Wednesday, November 03, 2010

What's wrong with gridlock?

There was a segment on Nightline and it was a running subtheme on all the TV news I caught election night, and while I had to do some writing, it was part of the job also to switch among news channels fairly regularly. The Nightline segment tonight wondered whether Barack Obama and incoming Speaker John Boehner wold be able to find common ground, and ended with the ever-vapid Terry Moran saying we should all hope so? Should we? Is it good for the American people when politicians from the two major parties get along so they can "do things for the people," i.e., spend a lot of the taxpayers' money? I would argue that we do much better when there's gridlock.
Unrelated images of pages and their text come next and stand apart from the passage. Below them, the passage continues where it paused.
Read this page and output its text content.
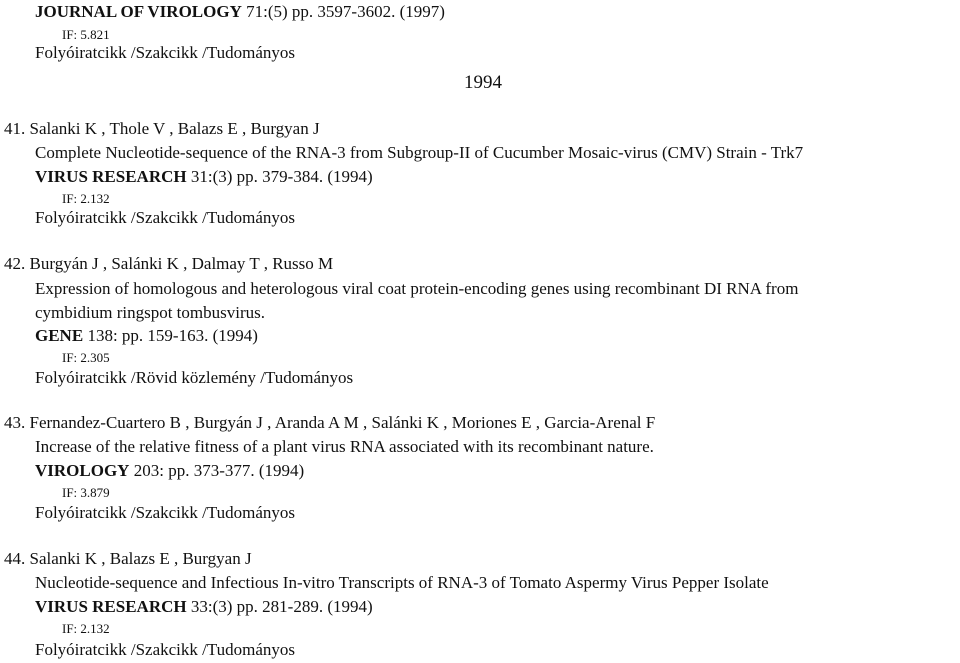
JOURNAL OF VIROLOGY 71:(5) pp. 3597-3602. (1997)
IF: 5.821
Folyóiratcikk /Szakcikk /Tudományos
1994
41. Salanki K , Thole V , Balazs E , Burgyan J
Complete Nucleotide-sequence of the RNA-3 from Subgroup-II of Cucumber Mosaic-virus (CMV) Strain - Trk7
VIRUS RESEARCH 31:(3) pp. 379-384. (1994)
IF: 2.132
Folyóiratcikk /Szakcikk /Tudományos
42. Burgyán J , Salánki K , Dalmay T , Russo M
Expression of homologous and heterologous viral coat protein-encoding genes using recombinant DI RNA from
cymbidium ringspot tombusvirus.
GENE 138: pp. 159-163. (1994)
IF: 2.305
Folyóiratcikk /Rövid közlemény /Tudományos
43. Fernandez-Cuartero B , Burgyán J , Aranda A M , Salánki K , Moriones E , Garcia-Arenal F
Increase of the relative fitness of a plant virus RNA associated with its recombinant nature.
VIROLOGY 203: pp. 373-377. (1994)
IF: 3.879
Folyóiratcikk /Szakcikk /Tudományos
44. Salanki K , Balazs E , Burgyan J
Nucleotide-sequence and Infectious In-vitro Transcripts of RNA-3 of Tomato Aspermy Virus Pepper Isolate
VIRUS RESEARCH 33:(3) pp. 281-289. (1994)
IF: 2.132
Folyóiratcikk /Szakcikk /Tudományos
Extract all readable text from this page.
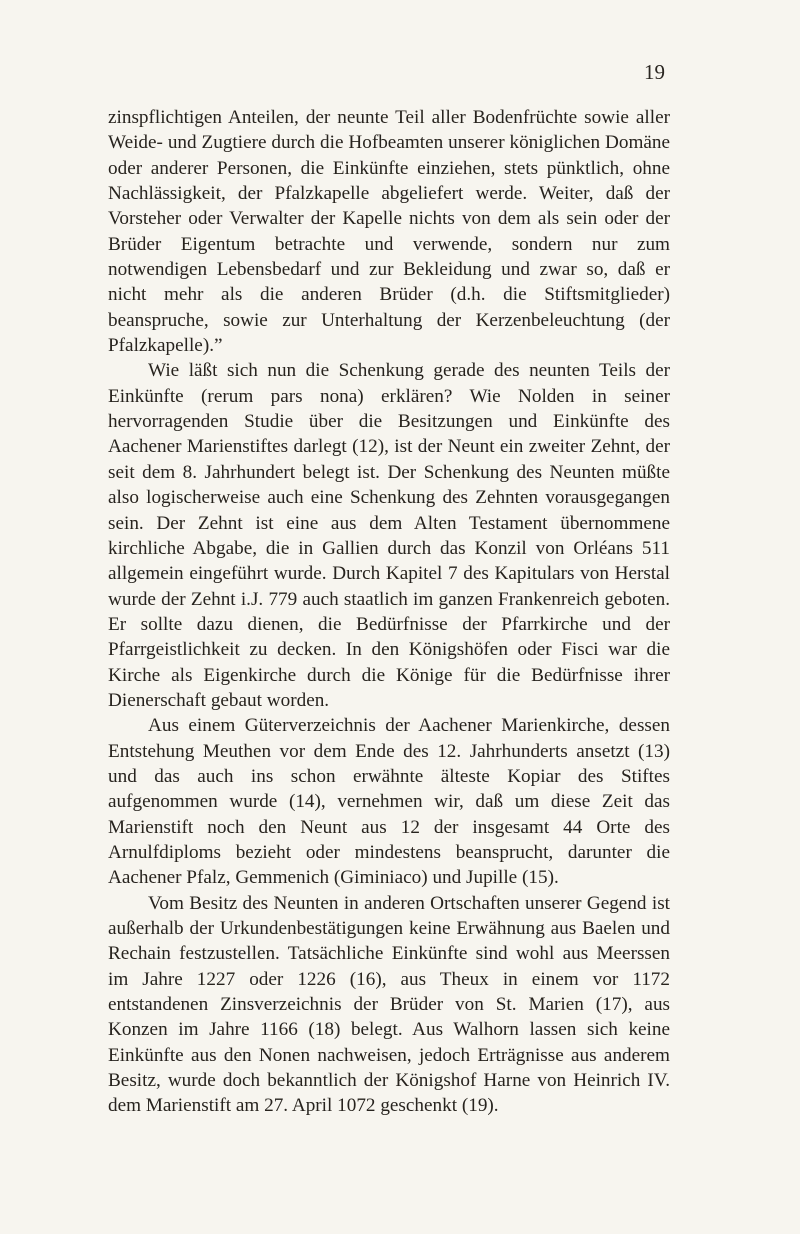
19

zinspflichtigen Anteilen, der neunte Teil aller Bodenfrüchte sowie aller Weide- und Zugtiere durch die Hofbeamten unserer königlichen Domäne oder anderer Personen, die Einkünfte einziehen, stets pünktlich, ohne Nachlässigkeit, der Pfalzkapelle abgeliefert werde. Weiter, daß der Vorsteher oder Verwalter der Kapelle nichts von dem als sein oder der Brüder Eigentum betrachte und verwende, sondern nur zum notwendigen Lebensbedarf und zur Bekleidung und zwar so, daß er nicht mehr als die anderen Brüder (d.h. die Stiftsmitglieder) beanspruche, sowie zur Unterhaltung der Kerzenbeleuchtung (der Pfalzkapelle).”

Wie läßt sich nun die Schenkung gerade des neunten Teils der Einkünfte (rerum pars nona) erklären? Wie Nolden in seiner hervorragenden Studie über die Besitzungen und Einkünfte des Aachener Marienstiftes darlegt (12), ist der Neunt ein zweiter Zehnt, der seit dem 8. Jahrhundert belegt ist. Der Schenkung des Neunten müßte also logischerweise auch eine Schenkung des Zehnten vorausgegangen sein. Der Zehnt ist eine aus dem Alten Testament übernommene kirchliche Abgabe, die in Gallien durch das Konzil von Orléans 511 allgemein eingeführt wurde. Durch Kapitel 7 des Kapitulars von Herstal wurde der Zehnt i.J. 779 auch staatlich im ganzen Frankenreich geboten. Er sollte dazu dienen, die Bedürfnisse der Pfarrkirche und der Pfarrgeistlichkeit zu decken. In den Königshöfen oder Fisci war die Kirche als Eigenkirche durch die Könige für die Bedürfnisse ihrer Dienerschaft gebaut worden.

Aus einem Güterverzeichnis der Aachener Marienkirche, dessen Entstehung Meuthen vor dem Ende des 12. Jahrhunderts ansetzt (13) und das auch ins schon erwähnte älteste Kopiar des Stiftes aufgenommen wurde (14), vernehmen wir, daß um diese Zeit das Marienstift noch den Neunt aus 12 der insgesamt 44 Orte des Arnulfdiploms bezieht oder mindestens beansprucht, darunter die Aachener Pfalz, Gemmenich (Giminiaco) und Jupille (15).

Vom Besitz des Neunten in anderen Ortschaften unserer Gegend ist außerhalb der Urkundenbestätigungen keine Erwähnung aus Baelen und Rechain festzustellen. Tatsächliche Einkünfte sind wohl aus Meerssen im Jahre 1227 oder 1226 (16), aus Theux in einem vor 1172 entstandenen Zinsverzeichnis der Brüder von St. Marien (17), aus Konzen im Jahre 1166 (18) belegt. Aus Walhorn lassen sich keine Einkünfte aus den Nonen nachweisen, jedoch Erträgnisse aus anderem Besitz, wurde doch bekanntlich der Königshof Harne von Heinrich IV. dem Marienstift am 27. April 1072 geschenkt (19).
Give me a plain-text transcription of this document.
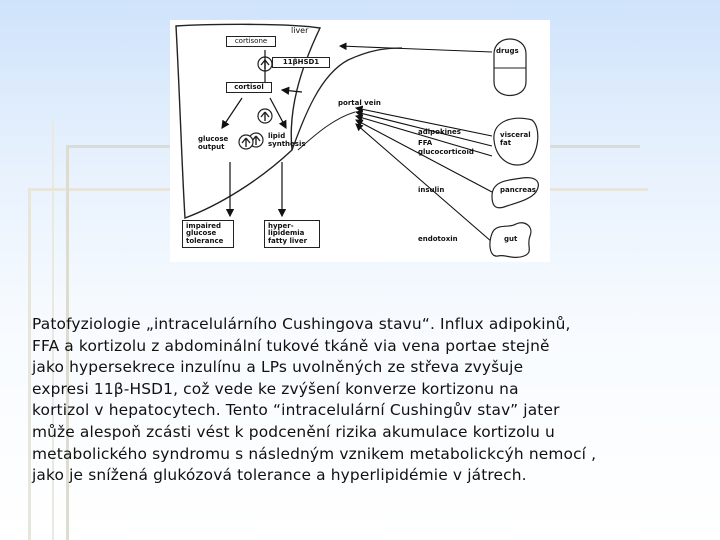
liver
cortisone
11βHSD1
cortisol
portal vein
glucose
output
lipid
synthesis
impaired
glucose
tolerance
hyper-
lipidemia
fatty liver
drugs
adipokines
FFA
glucocorticoid
visceral
fat
insulin	pancreas
endotoxin	gut
Patofyziologie „intracelulárního Cushingova stavu“. Influx adipokinů,
FFA a kortizolu z abdominální tukové tkáně via vena portae stejně
jako hypersekrece inzulínu a LPs uvolněných ze střeva zvyšuje
expresi 11β-HSD1, což vede ke zvýšení konverze kortizonu na
kortizol v hepatocytech. Tento “intracelulární Cushingův stav” jater
může alespoň zcásti vést k podcenění rizika akumulace kortizolu u
metabolického syndromu s následným vznikem metabolickcýh nemocí ,
jako je snížená glukózová tolerance a hyperlipidémie v játrech.
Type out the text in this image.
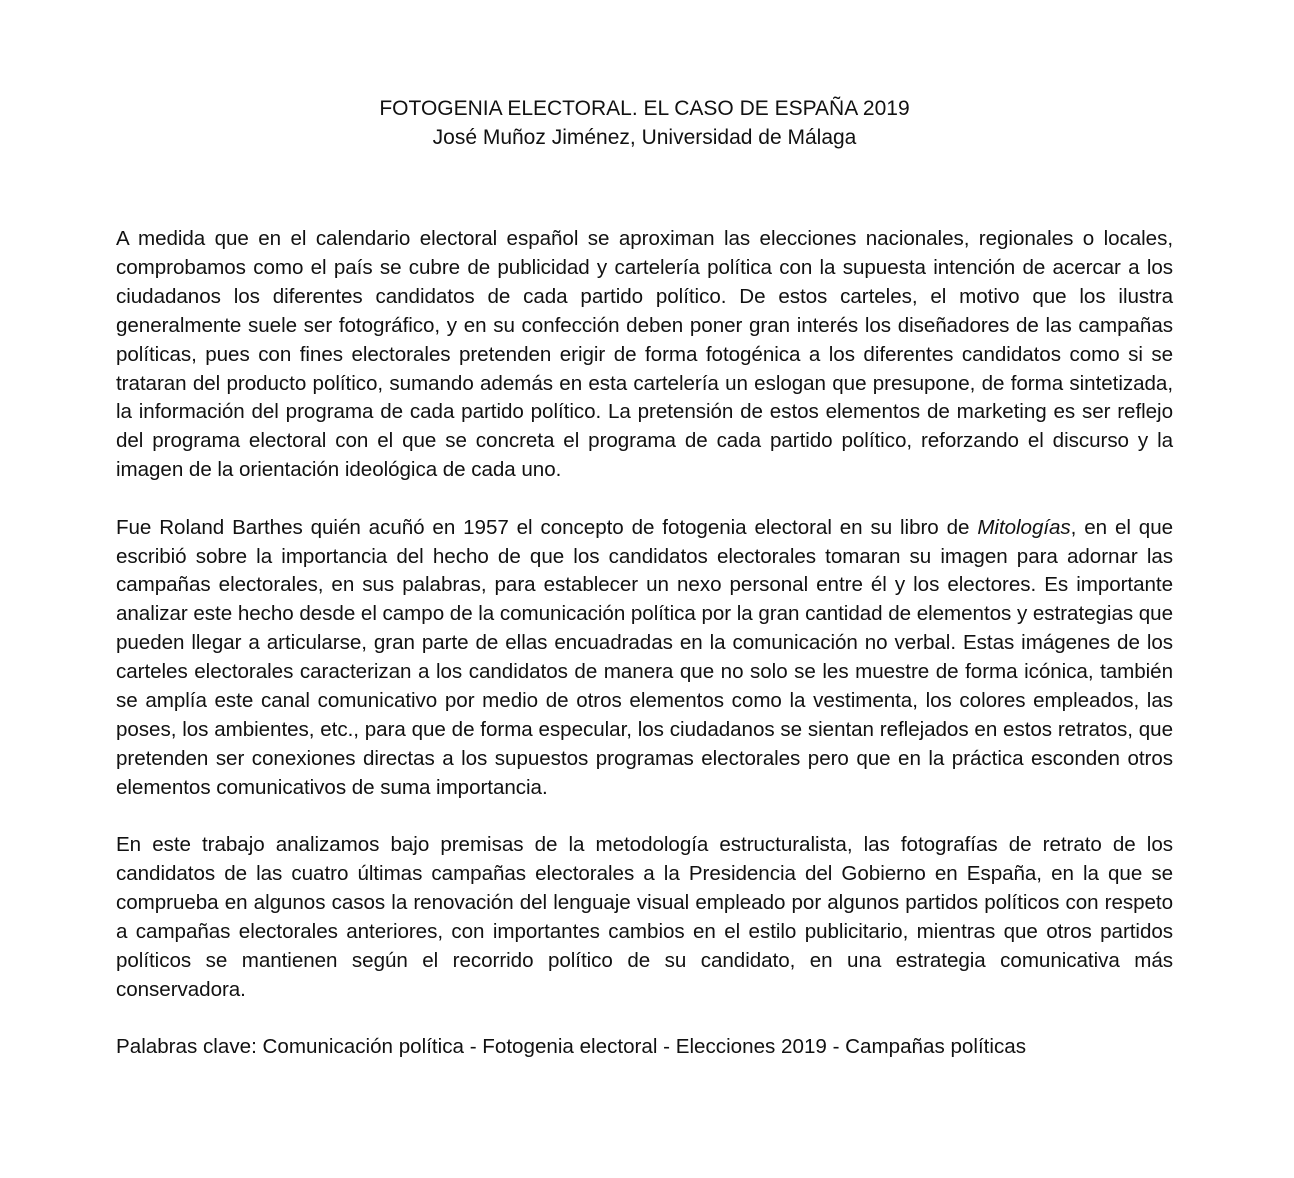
FOTOGENIA ELECTORAL. EL CASO DE ESPAÑA 2019
José Muñoz Jiménez, Universidad de Málaga

A medida que en el calendario electoral español se aproximan las elecciones nacionales, regionales o locales, comprobamos como el país se cubre de publicidad y cartelería política con la supuesta intención de acercar a los ciudadanos los diferentes candidatos de cada partido político. De estos carteles, el motivo que los ilustra generalmente suele ser fotográfico, y en su confección deben poner gran interés los diseñadores de las campañas políticas, pues con fines electorales pretenden erigir de forma fotogénica a los diferentes candidatos como si se trataran del producto político, sumando además en esta cartelería un eslogan que presupone, de forma sintetizada, la información del programa de cada partido político. La pretensión de estos elementos de marketing es ser reflejo del programa electoral con el que se concreta el programa de cada partido político, reforzando el discurso y la imagen de la orientación ideológica de cada uno.

Fue Roland Barthes quién acuñó en 1957 el concepto de fotogenia electoral en su libro de Mitologías, en el que escribió sobre la importancia del hecho de que los candidatos electorales tomaran su imagen para adornar las campañas electorales, en sus palabras, para establecer un nexo personal entre él y los electores. Es importante analizar este hecho desde el campo de la comunicación política por la gran cantidad de elementos y estrategias que pueden llegar a articularse, gran parte de ellas encuadradas en la comunicación no verbal. Estas imágenes de los carteles electorales caracterizan a los candidatos de manera que no solo se les muestre de forma icónica, también se amplía este canal comunicativo por medio de otros elementos como la vestimenta, los colores empleados, las poses, los ambientes, etc., para que de forma especular, los ciudadanos se sientan reflejados en estos retratos, que pretenden ser conexiones directas a los supuestos programas electorales pero que en la práctica esconden otros elementos comunicativos de suma importancia.

En este trabajo analizamos bajo premisas de la metodología estructuralista, las fotografías de retrato de los candidatos de las cuatro últimas campañas electorales a la Presidencia del Gobierno en España, en la que se comprueba en algunos casos la renovación del lenguaje visual empleado por algunos partidos políticos con respeto a campañas electorales anteriores, con importantes cambios en el estilo publicitario, mientras que otros partidos políticos se mantienen según el recorrido político de su candidato, en una estrategia comunicativa más conservadora.

Palabras clave: Comunicación política - Fotogenia electoral - Elecciones 2019 - Campañas políticas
The politicians and most of the media want to perpetuate the myth that, as arch-conservative Willimoore Kendall once put it in a debate, "Nothing happens when nothing happens in Washington." To the contrary, as Kevin Hassett documented, when we have divided government the economy generally does better -- and the American voters seem to know this on some kind of instinctive Jungian level, because they've given us divided government 70% of the time since 1970. When government is gridlocked, you can be fairly certain no large-scale new initiatives will be passed, so people doing business and engaging in other productive activities can be reasonably certain they won't have new swarms of bureaucrats eating out their substance, at least for a while, and they can act productively.
I'm not saying voters have worked this all out intellectually, but there seems to be an understanding that gridlock is good. The politicians and media have to work overtime to try to obfuscate this instinct and try to convince us that when the Stupid Party and the Evil Party get together to do something both stupid and evil it's really constructive bipartisanship and we sheeple should be pleased to see them getting along so splendidly. (Not original with me. I first heard that at a Ron Paul rally, I forget by which speaker, around the time of the 2008 GOP convention when the party showed Ron just how much it appreciated his stirring up enthusiasm nobody had seen before about limited government.)